Title Data Heterogeneity in Federated Learning
Summary Addressing the challenges of data imbalance in Federated Learning
Keywords non-IID data, Federated Learning
References Advances and Open Problems in Federated Learning:

FedML: A Research Library and Benchmark for Federated Machine Learning:

Supervisor Amira Soliman, Slawomir Nowaczyk
Level Master
Status Open

Federated Learning (FL) has been introduced as an alternative distributed and privacy-friendly learning approach. FL allows users to train models locally on their devices using their sensitive data, and communicate intermediate model updates to a central server without the need to centrally store the data. The principal advantage of FL is the decoupling of global model training from the need for direct access to the raw data. Accordingly, FL offers a solution to learn from private personal data such as biometrics, text input, and location coordinates where models can be trained for many services in a privacy-preserving manner.
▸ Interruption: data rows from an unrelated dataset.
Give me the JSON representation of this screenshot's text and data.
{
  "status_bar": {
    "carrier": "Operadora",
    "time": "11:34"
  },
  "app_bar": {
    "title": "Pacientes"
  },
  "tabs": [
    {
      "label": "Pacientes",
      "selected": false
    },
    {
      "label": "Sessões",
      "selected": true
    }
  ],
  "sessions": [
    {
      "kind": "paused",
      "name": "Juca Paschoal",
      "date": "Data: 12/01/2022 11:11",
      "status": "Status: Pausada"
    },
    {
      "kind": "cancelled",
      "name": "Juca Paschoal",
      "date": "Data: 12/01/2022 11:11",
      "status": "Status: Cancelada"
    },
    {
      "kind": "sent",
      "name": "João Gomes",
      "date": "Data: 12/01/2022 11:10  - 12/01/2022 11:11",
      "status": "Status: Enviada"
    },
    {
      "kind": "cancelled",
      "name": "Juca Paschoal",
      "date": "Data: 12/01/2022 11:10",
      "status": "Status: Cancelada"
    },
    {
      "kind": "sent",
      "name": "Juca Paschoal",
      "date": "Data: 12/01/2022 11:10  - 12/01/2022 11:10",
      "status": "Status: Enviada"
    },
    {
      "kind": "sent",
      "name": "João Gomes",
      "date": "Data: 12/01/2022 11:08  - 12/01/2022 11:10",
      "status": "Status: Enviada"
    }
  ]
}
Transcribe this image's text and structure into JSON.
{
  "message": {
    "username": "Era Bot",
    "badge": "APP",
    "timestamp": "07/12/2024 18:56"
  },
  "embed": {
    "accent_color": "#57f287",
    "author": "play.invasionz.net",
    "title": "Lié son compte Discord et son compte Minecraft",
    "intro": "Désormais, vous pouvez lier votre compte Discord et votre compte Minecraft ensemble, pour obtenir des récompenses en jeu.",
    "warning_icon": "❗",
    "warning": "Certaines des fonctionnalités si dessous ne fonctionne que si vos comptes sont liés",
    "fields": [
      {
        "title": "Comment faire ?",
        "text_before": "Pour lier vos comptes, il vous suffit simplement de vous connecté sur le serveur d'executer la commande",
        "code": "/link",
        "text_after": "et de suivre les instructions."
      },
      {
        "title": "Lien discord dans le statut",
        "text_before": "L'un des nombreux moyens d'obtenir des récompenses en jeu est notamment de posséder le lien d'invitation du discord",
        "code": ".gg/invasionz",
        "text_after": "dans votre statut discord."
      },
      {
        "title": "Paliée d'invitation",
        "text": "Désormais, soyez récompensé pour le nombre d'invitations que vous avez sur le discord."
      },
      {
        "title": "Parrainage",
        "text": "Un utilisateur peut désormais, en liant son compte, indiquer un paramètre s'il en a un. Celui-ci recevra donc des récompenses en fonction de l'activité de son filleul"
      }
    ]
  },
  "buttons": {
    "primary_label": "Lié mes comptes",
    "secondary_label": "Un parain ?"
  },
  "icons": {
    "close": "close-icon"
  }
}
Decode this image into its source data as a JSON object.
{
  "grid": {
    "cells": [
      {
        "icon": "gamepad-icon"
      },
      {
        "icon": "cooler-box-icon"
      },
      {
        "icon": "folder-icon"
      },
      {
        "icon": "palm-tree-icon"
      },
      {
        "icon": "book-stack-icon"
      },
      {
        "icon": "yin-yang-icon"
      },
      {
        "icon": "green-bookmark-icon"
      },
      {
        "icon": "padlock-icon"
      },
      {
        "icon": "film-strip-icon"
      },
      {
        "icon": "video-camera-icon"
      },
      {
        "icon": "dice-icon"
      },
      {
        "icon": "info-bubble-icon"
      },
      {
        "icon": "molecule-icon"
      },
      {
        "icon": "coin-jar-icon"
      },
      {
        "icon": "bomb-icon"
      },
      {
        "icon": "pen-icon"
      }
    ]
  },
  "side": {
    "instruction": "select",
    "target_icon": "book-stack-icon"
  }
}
A common assumption in FL is that each node has an unbiased sample of the complete data. In reality, though, the models created by different users can often be quite different, as the data on each device can originate from different phenomena. For example, two randomly picked users are likely to compute very different updates to a typing prediction model. This leads to a situation that is challenging from the statistical standpoint, and most existing methods make strong assumptions for how skewed the data distributions are. However, in open and decentralized environments, imbalanced data as well as missing classes are common, and it is imperative that FL methods can deal with them. A lot of work has been done for solving class imbalance and missing classes in a centralized setting, but it is more challenging to provide practical and privacy-preserving learning methods for imbalanced data in FL environments. The objective of this thesis is to create an FL algorithm that is capable of handling the data imbalance among participating devices and propose a solution to enhance model training under this imbalance.